Ludolf BAKHUYSEN - The man-of-war 'Brielle' on the Maas near Rotterdam 1689

Ludolf BAKHUYSEN 1631–1708
The man-of-war 'Brielle' on the Maas near Rotterdam
1689
oil on canvas
130.0 x 197.0 cm
Rijksmuseum, Amsterdam

Pieter de HOOCH - Interior with a mother delousing her child's hair - A mother's duty 1658-1660

Pieter de HOOCH
1629–1684
Interior with a mother delousing her child's hair – A mother's duty 1658–1660
oil on canvas
52.5 x 61.0 cm
Rijksmuseum, Amsterdam

Exhibition themes: Introduction


In the sixteenth century, the Northern Netherlands was part of the Spanish Empire. The vast majority of people of that area were Protestant, their faith bringing them in open conflict with their Catholic Spanish rulers. In 1581, seven rebellious provinces in the Netherlands – Friesland, Gelderland, Groningen, Holland, Overijssel, Utrecht and Zeeland – declared that they no longer recognized Philip II as their ruler and staged an open revolt. Prince William I of Orange (1533–1584) had been appointed administrator of the provinces of Holland, Zeeland and Utrecht; however, early on in the war he became the undisputed leader of the Northern rebellion. William was assassinated in 1584 and efforts to find a head of state to succeed him failed. In 1588 the provinces decided that they had no need for a successor and founded an independent republic, known as the Seven United Provinces.

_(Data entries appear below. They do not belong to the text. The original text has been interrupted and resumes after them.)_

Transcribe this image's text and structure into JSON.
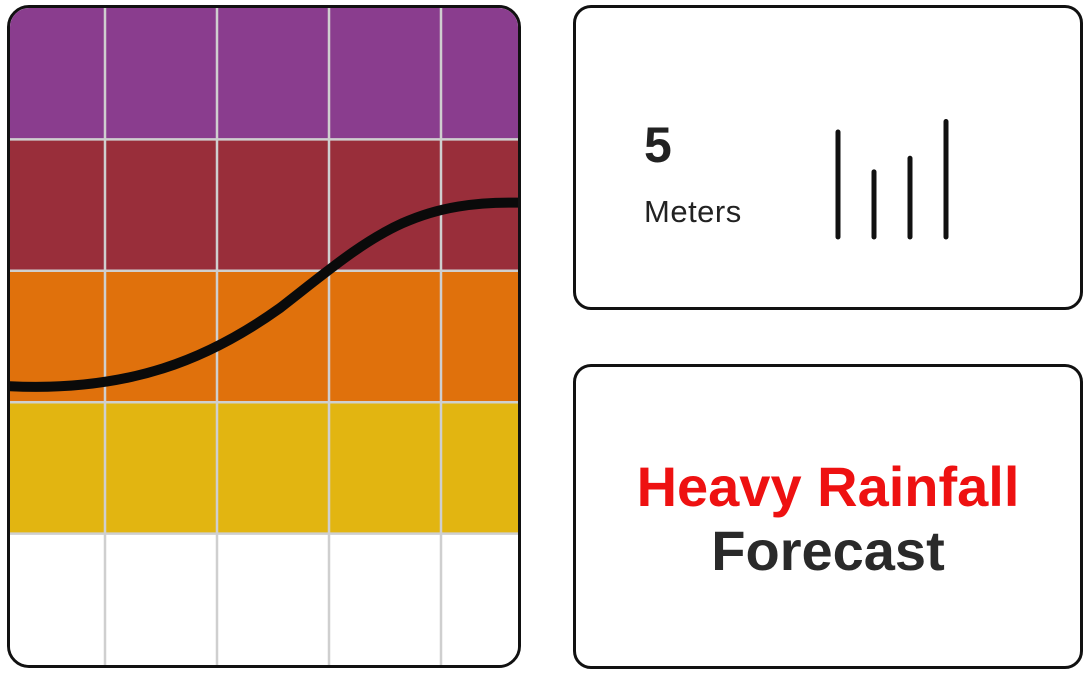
{
  "metric": {
    "value": "5",
    "unit": "Meters",
    "signal_bars": [
      1.0,
      0.62,
      0.75,
      1.1
    ]
  },
  "forecast": {
    "line1": "Heavy Rainfall",
    "line2": "Forecast",
    "line1_color": "#ee1111",
    "line2_color": "#2a2a2a"
  },
  "chart": {
    "bands": [
      "#8a3d8e",
      "#992e3a",
      "#e0710c",
      "#e2b511",
      "#ffffff"
    ],
    "grid_color": "#cfcfcf",
    "curve_color": "#0a0a0a",
    "icon": "water-level-chart-icon"
  }
}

During much of the seventeenth century, the provinces governed independently, only occasionally selecting a stadholder (head of state) to act for all in matters of foreign policy and military matters. Economic and social power was largely in the hands of the growing middle and merchant classes in each of the provinces.

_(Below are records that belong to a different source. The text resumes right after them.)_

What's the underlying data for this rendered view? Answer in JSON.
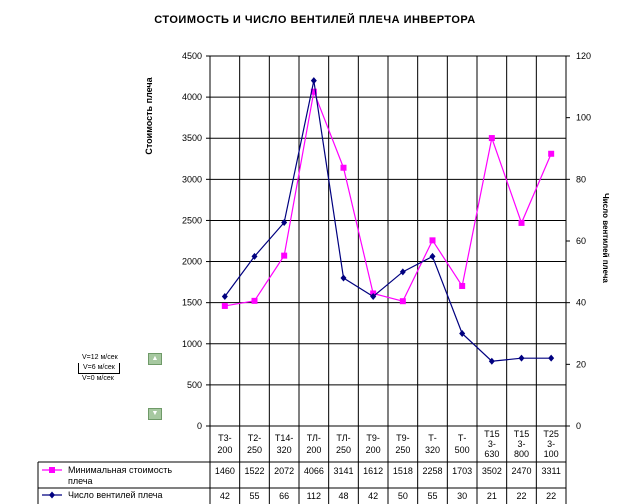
{
  "chart_data": {
    "type": "line",
    "title": "СТОИМОСТЬ И ЧИСЛО ВЕНТИЛЕЙ ПЛЕЧА ИНВЕРТОРА",
    "ylabel": "Стоимость плеча",
    "y2label": "Число вентилей плеча",
    "ylim": [
      0,
      4500
    ],
    "y2lim": [
      0,
      120
    ],
    "yticks": [
      "0",
      "500",
      "1000",
      "1500",
      "2000",
      "2500",
      "3000",
      "3500",
      "4000",
      "4500"
    ],
    "y2ticks": [
      "0",
      "20",
      "40",
      "60",
      "80",
      "100",
      "120"
    ],
    "categories": [
      [
        "Т3-",
        "200"
      ],
      [
        "Т2-",
        "250"
      ],
      [
        "Т14-",
        "320"
      ],
      [
        "ТЛ-",
        "200"
      ],
      [
        "ТЛ-",
        "250"
      ],
      [
        "Т9-",
        "200"
      ],
      [
        "Т9-",
        "250"
      ],
      [
        "Т-",
        "320"
      ],
      [
        "Т-",
        "500"
      ],
      [
        "Т15",
        "3-",
        "630"
      ],
      [
        "Т15",
        "3-",
        "800"
      ],
      [
        "Т25",
        "3-",
        "100"
      ]
    ],
    "series": [
      {
        "name": "Минимальная стоимость плеча",
        "axis": "left",
        "color": "#ff00ff",
        "marker": "square",
        "values": [
          1460,
          1522,
          2072,
          4066,
          3141,
          1612,
          1518,
          2258,
          1703,
          3502,
          2470,
          3311
        ]
      },
      {
        "name": "Число вентилей плеча",
        "axis": "right",
        "color": "#000080",
        "marker": "diamond",
        "values": [
          42,
          55,
          66,
          112,
          48,
          42,
          50,
          55,
          30,
          21,
          22,
          22
        ]
      }
    ],
    "grid": true,
    "legend": "data-table-bottom"
  },
  "controls": {
    "option1": "V=12 м/сек",
    "option2": "V=6 м/сек",
    "option3": "V=0 м/сек"
  }
}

Dutch painters depicted daily life in the Republic in such strong and vivid terms that even today our image of the country, its customs and the social life of its inhabitants bears the indelible hallmark of their particular way of seeing. In the plain but neat Dutch interiors, we follow servant girls going about their daily duties, a mother attending to her child, an artisan totally absorbed in his craft. Elsewhere we see wealthy Dutch merchants posing in front of their country estates, far from the overcrowded cities. Their cultivated way of life was in stark contrast to other familiar scenes from this era, those of excessive drinking and feasting folk in peasant taverns. Not only the governor of the VOC (the Dutch East India Company) and important politicians and members of the nobility, but also the market woman selling her wares, the tailor, and the housewife were all portrayed as individuals by the painters of the Golden Age.